Selling becomes incrementally easier and yields greater success each time you remind yourself that:
- Selling carries with it great responsibilities. Your employer depends on you, in large part, to keep the lights on, the doors open and to pay staff salaries, including her/his own.
- Like a doctor, a salesperson is a diagnostician with very limited time. If a prospect cannot convince you they need what you sell then they are not ready (qualified) to buy. Courteously thank the prospect for their time; stay in touch; but spend your limited time resources with those who ARE ready (qualified) to buy.
- There are two categories of disqualified prospects. Those not qualified to buy right now and those who will never be qualified to buy. Keep in regular touch (top-of-mind) with the former. When they finally need what you sell, who do you think they are going to call?
- Selling is a profession, not a vocation of last resort.

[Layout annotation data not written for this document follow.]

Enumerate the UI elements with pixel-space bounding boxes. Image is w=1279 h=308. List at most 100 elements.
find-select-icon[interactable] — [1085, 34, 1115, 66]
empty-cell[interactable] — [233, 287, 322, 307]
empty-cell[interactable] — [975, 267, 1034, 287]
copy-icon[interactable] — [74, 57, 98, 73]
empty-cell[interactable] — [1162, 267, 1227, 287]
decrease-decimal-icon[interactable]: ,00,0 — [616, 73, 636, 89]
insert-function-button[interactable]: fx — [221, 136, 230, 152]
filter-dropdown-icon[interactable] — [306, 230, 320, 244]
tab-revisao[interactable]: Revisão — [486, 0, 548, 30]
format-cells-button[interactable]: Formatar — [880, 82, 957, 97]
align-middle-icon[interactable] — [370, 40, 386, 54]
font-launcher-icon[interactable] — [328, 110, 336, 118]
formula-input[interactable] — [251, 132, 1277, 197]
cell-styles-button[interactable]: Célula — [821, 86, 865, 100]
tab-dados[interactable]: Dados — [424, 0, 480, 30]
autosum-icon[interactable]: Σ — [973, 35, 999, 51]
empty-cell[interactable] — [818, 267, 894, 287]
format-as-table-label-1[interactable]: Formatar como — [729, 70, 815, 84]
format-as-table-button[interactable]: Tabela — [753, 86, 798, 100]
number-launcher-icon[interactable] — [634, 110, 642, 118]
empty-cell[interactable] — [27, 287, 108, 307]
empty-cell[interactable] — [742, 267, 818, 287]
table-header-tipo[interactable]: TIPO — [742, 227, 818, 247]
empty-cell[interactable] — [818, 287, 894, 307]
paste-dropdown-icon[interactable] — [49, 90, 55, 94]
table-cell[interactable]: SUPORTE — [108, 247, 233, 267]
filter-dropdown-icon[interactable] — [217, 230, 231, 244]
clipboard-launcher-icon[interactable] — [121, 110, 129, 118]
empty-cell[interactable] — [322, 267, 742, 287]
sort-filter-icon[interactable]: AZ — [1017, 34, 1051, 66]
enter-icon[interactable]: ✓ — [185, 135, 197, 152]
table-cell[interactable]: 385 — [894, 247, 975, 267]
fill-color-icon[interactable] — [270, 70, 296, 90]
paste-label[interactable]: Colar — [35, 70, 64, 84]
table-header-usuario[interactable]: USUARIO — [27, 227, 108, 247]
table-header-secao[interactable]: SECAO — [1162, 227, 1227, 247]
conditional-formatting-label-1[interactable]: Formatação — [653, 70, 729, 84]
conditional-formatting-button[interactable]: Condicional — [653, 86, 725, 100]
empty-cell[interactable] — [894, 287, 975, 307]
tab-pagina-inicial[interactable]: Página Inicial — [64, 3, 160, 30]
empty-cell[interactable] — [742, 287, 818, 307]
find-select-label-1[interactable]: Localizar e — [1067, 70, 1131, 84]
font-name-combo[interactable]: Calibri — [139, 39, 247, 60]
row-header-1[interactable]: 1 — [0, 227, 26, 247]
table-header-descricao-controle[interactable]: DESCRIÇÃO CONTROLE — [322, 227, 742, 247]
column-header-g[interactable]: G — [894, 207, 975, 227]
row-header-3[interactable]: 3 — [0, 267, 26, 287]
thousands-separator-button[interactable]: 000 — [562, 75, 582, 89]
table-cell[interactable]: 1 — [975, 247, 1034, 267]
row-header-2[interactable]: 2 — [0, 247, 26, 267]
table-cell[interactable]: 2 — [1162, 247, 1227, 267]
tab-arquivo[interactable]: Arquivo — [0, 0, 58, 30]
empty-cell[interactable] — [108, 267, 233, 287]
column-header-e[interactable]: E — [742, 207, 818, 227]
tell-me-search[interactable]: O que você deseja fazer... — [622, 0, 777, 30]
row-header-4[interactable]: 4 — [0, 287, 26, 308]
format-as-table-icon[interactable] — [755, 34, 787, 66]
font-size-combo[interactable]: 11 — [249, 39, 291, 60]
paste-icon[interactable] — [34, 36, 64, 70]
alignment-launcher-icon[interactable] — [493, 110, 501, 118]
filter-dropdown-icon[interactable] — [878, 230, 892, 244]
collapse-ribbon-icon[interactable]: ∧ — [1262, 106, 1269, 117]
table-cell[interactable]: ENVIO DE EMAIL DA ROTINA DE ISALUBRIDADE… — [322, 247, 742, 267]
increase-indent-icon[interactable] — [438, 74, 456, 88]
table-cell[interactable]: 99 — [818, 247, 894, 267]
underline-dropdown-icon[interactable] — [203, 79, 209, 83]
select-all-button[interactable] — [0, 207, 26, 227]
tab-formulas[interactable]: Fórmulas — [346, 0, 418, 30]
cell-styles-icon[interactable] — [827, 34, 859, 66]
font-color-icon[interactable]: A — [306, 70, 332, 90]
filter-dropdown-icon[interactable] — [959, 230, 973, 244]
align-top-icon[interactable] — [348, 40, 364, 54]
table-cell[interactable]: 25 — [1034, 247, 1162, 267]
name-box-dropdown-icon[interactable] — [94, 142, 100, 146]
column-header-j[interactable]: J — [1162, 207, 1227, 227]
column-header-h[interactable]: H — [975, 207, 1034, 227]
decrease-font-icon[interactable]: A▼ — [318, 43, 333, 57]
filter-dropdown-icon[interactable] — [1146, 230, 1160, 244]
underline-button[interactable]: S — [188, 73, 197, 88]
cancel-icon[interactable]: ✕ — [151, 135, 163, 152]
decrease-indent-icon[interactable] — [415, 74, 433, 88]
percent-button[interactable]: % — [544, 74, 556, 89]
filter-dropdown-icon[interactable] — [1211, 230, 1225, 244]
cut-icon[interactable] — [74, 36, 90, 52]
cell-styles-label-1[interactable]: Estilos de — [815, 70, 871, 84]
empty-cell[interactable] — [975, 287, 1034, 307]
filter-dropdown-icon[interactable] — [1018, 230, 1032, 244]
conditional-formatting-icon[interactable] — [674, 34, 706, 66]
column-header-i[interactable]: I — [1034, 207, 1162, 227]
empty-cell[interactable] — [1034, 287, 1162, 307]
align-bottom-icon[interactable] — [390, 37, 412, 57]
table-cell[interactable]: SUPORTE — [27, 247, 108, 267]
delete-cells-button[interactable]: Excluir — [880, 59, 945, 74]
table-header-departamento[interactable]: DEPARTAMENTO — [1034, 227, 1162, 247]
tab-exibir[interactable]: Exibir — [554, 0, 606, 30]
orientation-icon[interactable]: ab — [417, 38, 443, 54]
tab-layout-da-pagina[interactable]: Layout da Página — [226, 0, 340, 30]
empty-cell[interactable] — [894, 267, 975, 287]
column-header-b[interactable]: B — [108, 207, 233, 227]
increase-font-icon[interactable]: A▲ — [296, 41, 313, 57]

Never take a job selling because you cannot find another job. The odds of success are against you, your employer and your target audience.
- Those who populate your target market (prospects and customers) need you to be a savvy, educated, experienced, alert, well-connected, proactive, selfless and an objective advisor, who places their needs first.
- You can only be all these things to your prospects and customers if they allow you to sell profitably and show you reciprocal respect.
- To hire your selling talents, drive and dedication an employer must be willing to compensate you with a respectable, competitive salary. Commissions are for bounty hunters. Prospects and customers distrust and avoid bounty hunters.
- Courtesy is everything. Therefore leave you sales pitches, gift of gab, cold-calls, desperation to close, hunger, insincerity and self-service at the curb.
- Lives depend on you. You are a professional. Selling is a profession and a practice … no less than law, medicine, dentistry, accounting, engineering, teaching, or rocket-science.